Physics Experiment With Ultrafast Laser Pulses Produces a Previously Unseen Phase of Matter

An anonymous reader quotes a report from Phys.Org: Adding energy to any material, such as by heating it, almost always makes its structure less orderly. Ice, for example, with its crystalline structure, melts to become liquid water, with no order at all. But in new experiments by physicists at MIT and elsewhere, the opposite happens: When a pattern called a charge density wave in a certain material is hit with a fast laser pulse, a whole new charge density wave is created -- a highly ordered state, instead of the expected disorder. The surprising finding could help to reveal unseen properties in materials of all kinds. The experiments made use of a material called lanthanum tritelluride, which naturally forms itself into a layered structure.

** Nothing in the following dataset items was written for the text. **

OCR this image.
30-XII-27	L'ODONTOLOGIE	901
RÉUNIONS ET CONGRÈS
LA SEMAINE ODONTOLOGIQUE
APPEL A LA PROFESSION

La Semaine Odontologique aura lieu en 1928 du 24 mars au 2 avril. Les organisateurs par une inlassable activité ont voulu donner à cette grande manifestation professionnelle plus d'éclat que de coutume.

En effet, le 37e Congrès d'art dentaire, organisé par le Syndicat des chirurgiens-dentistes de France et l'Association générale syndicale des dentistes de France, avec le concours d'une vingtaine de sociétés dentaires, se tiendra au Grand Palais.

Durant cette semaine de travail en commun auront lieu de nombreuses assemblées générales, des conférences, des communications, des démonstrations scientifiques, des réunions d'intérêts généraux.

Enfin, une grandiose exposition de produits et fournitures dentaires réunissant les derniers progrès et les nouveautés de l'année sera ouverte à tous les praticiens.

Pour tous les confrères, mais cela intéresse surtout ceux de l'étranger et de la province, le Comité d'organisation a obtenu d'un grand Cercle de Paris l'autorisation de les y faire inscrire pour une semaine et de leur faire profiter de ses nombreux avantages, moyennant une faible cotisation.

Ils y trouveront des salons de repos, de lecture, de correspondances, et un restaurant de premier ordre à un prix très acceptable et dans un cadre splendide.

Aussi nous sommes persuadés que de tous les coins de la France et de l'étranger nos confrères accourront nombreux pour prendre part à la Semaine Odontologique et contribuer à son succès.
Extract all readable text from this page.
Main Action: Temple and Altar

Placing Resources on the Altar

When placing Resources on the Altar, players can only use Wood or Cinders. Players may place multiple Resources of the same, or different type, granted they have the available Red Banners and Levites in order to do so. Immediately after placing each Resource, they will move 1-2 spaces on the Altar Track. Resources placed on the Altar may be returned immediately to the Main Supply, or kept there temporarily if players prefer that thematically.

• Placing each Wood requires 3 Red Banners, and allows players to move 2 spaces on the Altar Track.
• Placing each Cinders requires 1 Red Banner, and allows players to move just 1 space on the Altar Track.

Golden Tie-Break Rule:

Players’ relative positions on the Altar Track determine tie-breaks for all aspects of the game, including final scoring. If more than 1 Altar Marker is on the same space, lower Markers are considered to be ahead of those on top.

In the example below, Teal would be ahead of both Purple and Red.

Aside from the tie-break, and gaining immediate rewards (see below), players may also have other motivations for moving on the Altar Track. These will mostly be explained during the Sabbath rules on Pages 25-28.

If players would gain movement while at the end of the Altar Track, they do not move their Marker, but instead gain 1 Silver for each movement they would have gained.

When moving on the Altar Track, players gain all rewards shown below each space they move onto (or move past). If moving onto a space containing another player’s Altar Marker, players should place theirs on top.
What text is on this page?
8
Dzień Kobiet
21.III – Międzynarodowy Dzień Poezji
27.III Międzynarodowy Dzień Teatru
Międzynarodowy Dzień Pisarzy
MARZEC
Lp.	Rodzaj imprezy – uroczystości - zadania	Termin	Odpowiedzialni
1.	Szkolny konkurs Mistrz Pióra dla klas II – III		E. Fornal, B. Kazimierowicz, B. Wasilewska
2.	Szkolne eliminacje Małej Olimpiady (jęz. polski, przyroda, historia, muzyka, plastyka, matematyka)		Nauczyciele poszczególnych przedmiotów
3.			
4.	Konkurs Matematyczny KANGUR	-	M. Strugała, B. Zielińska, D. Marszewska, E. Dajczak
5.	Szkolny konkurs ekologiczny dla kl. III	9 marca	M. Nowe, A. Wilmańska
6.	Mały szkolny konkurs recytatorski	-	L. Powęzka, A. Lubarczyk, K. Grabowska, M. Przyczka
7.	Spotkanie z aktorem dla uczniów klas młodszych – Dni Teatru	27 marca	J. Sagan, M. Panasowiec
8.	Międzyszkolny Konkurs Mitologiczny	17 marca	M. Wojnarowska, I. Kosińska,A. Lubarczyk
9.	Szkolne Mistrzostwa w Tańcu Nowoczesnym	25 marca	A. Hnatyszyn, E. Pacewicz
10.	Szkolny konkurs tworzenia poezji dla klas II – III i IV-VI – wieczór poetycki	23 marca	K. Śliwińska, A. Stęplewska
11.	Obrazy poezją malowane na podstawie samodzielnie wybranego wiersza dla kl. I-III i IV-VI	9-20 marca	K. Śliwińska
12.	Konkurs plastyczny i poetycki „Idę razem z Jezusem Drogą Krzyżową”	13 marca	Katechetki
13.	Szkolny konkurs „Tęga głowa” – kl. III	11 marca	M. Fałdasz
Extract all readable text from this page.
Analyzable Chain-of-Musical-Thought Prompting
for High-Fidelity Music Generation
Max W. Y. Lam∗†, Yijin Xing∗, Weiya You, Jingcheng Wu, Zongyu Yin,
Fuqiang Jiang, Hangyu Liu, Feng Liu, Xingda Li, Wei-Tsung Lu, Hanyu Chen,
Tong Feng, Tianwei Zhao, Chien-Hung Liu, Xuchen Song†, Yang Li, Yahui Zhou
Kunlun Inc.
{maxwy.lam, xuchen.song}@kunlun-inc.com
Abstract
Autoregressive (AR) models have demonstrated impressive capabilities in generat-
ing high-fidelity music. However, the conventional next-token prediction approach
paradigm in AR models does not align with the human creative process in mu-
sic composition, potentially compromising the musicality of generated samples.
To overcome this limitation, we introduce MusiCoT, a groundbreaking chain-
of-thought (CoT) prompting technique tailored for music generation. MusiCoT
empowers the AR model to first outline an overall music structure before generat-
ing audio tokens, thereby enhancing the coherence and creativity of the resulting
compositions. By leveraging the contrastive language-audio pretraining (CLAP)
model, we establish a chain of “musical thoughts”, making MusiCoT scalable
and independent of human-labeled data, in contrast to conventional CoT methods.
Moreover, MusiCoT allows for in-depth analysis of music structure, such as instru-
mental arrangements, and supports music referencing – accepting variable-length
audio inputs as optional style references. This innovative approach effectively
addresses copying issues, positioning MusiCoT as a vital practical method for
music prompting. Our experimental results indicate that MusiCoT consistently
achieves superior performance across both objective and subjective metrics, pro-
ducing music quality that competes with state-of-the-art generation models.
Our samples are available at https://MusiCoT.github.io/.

In this material, a wavelike pattern of electrons in high- and low-density regions forms spontaneously but is confined to a single direction within the material. But when hit with an ultrafast burst of laser light -- less than a picosecond long, or under one trillionth of a second -- that pattern, called a charge density wave or CDW, is obliterated, and a new CDW, at right angles to the original, pops into existence. This new, perpendicular CDW is something that has never been observed before in this material. It exists for only a flash, disappearing within a few more picoseconds. As it disappears, the original one comes back into view, suggesting that its presence had been somehow suppressed by the new one. The study has been published in the journal Nature Physics.